I don't doubt Coogler's abilities as a filmmaker, but the construction of the whole picture was hell-bent on a whole lot of stuffing (why was Michael B. Jordan playing a set of twins who nary had any discernible qualities when one could have sufficed, but I suppose their love lives are played for diametrically opposite ends...but why?), as well as just towing the grifter's line of horror & visual presentation (IMAX is as much a gimmick as VistaVision will be this year, but I don't pay to make these pictures, either), especially when the ends are primarily for pushing cashflow vs. narrative resonance. I did dig the murky images, but also, why shoot IMAX when you're just going to add CGI endlessly later (as well as switch back to 35mm for the action scenes (Marvel style!)? That's not as much a question as the purpose of impactful image making in the first place. That Coogler even released IMAX prints of this film is kind of a modern miracle, even if the film isn't so much of one (which I suppose is why Nolan, et al was thanked, as he is the only one with big studio pull to do such a thing in recent memory).

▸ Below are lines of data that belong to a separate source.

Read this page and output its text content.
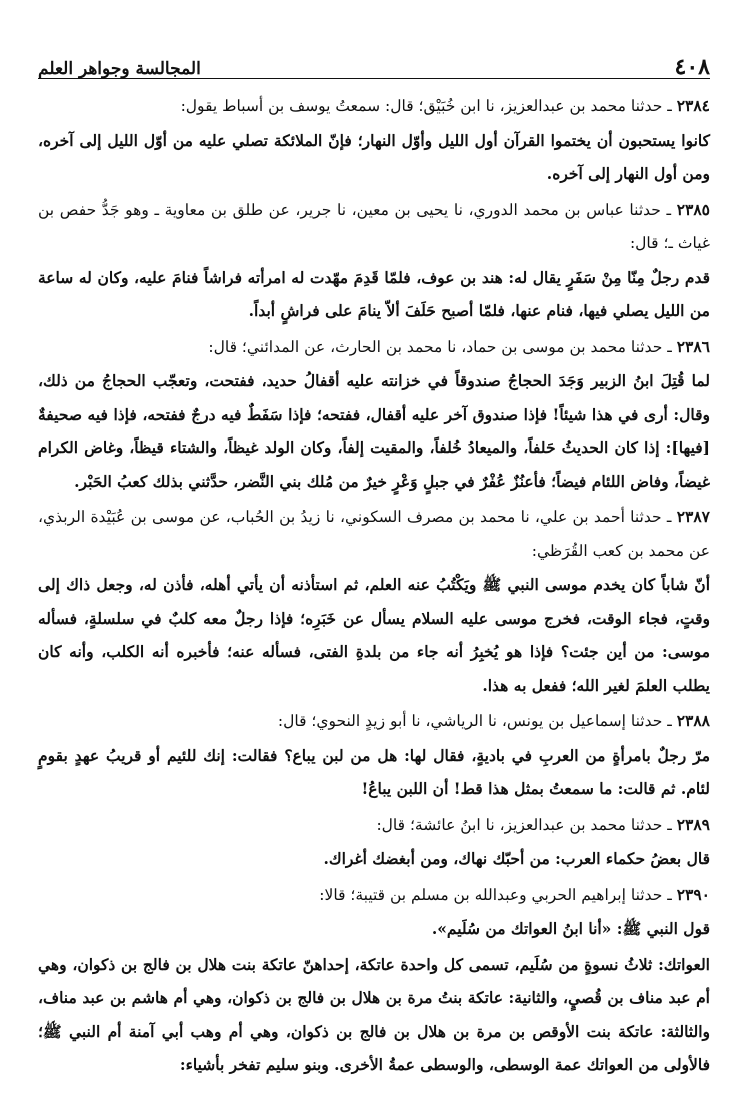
٤٠٨
المجالسة وجواهر العلم

٢٣٨٤ ـ حدثنا محمد بن عبدالعزيز، نا ابن خُبَيْق؛ قال: سمعتُ يوسف بن أسباط يقول:

كانوا يستحبون أن يختموا القرآن أول الليل وأوّل النهار؛ فإنّ الملائكة تصلي عليه من أوّل الليل إلى آخره، ومن أول النهار إلى آخره.

٢٣٨٥ ـ حدثنا عباس بن محمد الدوري، نا يحيى بن معين، نا جرير، عن طلق بن معاوية ـ وهو جَدُّ حفص بن غياث ـ؛ قال:

قدم رجلٌ مِنّا مِنْ سَفَرٍ يقال له: هند بن عوف، فلمّا قَدِمَ مهّدت له امرأته فراشاً فنامَ عليه، وكان له ساعة من الليل يصلي فيها، فنام عنها، فلمّا أصبح حَلَفَ ألاّ ينامَ على فراشٍ أبداً.

٢٣٨٦ ـ حدثنا محمد بن موسى بن حماد، نا محمد بن الحارث، عن المدائني؛ قال:

لما قُتِلَ ابنُ الزبير وَجَدَ الحجاجُ صندوقاً في خزانته عليه أقفالُ حديد، ففتحت، وتعجّب الحجاجُ من ذلك، وقال: أرى في هذا شيئاً! فإذا صندوق آخر عليه أقفال، ففتحه؛ فإذا سَفَطٌ فيه درجٌ ففتحه، فإذا فيه صحيفةٌ [فيها]: إذا كان الحديثُ حَلفاً، والميعادُ خُلفاً، والمقيت إلفاً، وكان الولد غيظاً، والشتاء قيظاً، وغاض الكرام غيضاً، وفاض اللئام فيضاً؛ فأعنُزٌ عُفْرٌ في جبلٍ وَعْرٍ خيرٌ من مُلك بني النَّضر، حدَّثني بذلك كعبُ الحَبْر.

٢٣٨٧ ـ حدثنا أحمد بن علي، نا محمد بن مصرف السكوني، نا زيدُ بن الحُباب، عن موسى بن عُبَيْدة الربذي، عن محمد بن كعب القُرَظي:

أنّ شاباً كان يخدم موسى النبي ﷺ ويَكْتُبُ عنه العلم، ثم استأذنه أن يأتي أهله، فأذن له، وجعل ذاك إلى وقتٍ، فجاء الوقت، فخرج موسى عليه السلام يسأل عن خَبَرِه؛ فإذا رجلٌ معه كلبٌ في سلسلةٍ، فسأله موسى: من أين جئت؟ فإذا هو يُخبِرُ أنه جاء من بلدةِ الفتى، فسأله عنه؛ فأخبره أنه الكلب، وأنه كان يطلب العلمَ لغير الله؛ ففعل به هذا.

٢٣٨٨ ـ حدثنا إسماعيل بن يونس، نا الرياشي، نا أبو زيدٍ النحوي؛ قال:

مرّ رجلٌ بامرأةٍ من العربِ في باديةٍ، فقال لها: هل من لبن يباع؟ فقالت: إنك للئيم أو قريبُ عهدٍ بقومٍ لئام. ثم قالت: ما سمعتُ بمثل هذا قط! أن اللبن يباعُ!

٢٣٨٩ ـ حدثنا محمد بن عبدالعزيز، نا ابنُ عائشة؛ قال:

قال بعضُ حكماء العرب: من أحبّك نهاك، ومن أبغضك أغراك.

٢٣٩٠ ـ حدثنا إبراهيم الحربي وعبدالله بن مسلم بن قتيبة؛ قالا:

قول النبي ﷺ: «أنا ابنُ العواتك من سُلَيم».

العواتك: ثلاثُ نسوةٍ من سُلَيم، تسمى كل واحدة عاتكة، إحداهنّ عاتكة بنت هلال بن فالج بن ذكوان، وهي أم عبد مناف بن قُصيٍ، والثانية: عاتكة بنتُ مرة بن هلال بن فالج بن ذكوان، وهي أم هاشم بن عبد مناف، والثالثة: عاتكة بنت الأوقص بن مرة بن هلال بن فالج بن ذكوان، وهي أم وهب أبي آمنة أم النبي ﷺ؛ فالأولى من العواتك عمة الوسطى، والوسطى عمةُ الأخرى. وبنو سليم تفخر بأشياء:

Cast is phenomenal, overall (Delroy Lindo, president of my heart), but it lacks the kind of grand guignol buy-in that it desperately seems to want to be. It's nice, but it isn't terrifying, it's conscious, but a little deflated. Strangely, the most effective moments were
the Buddy Guy afterword, even if they seemed to band-aid the concluding scenes (look who actually survived!) to tack on an afterthought that seemed inevitable. Cool as hell, nonetheless.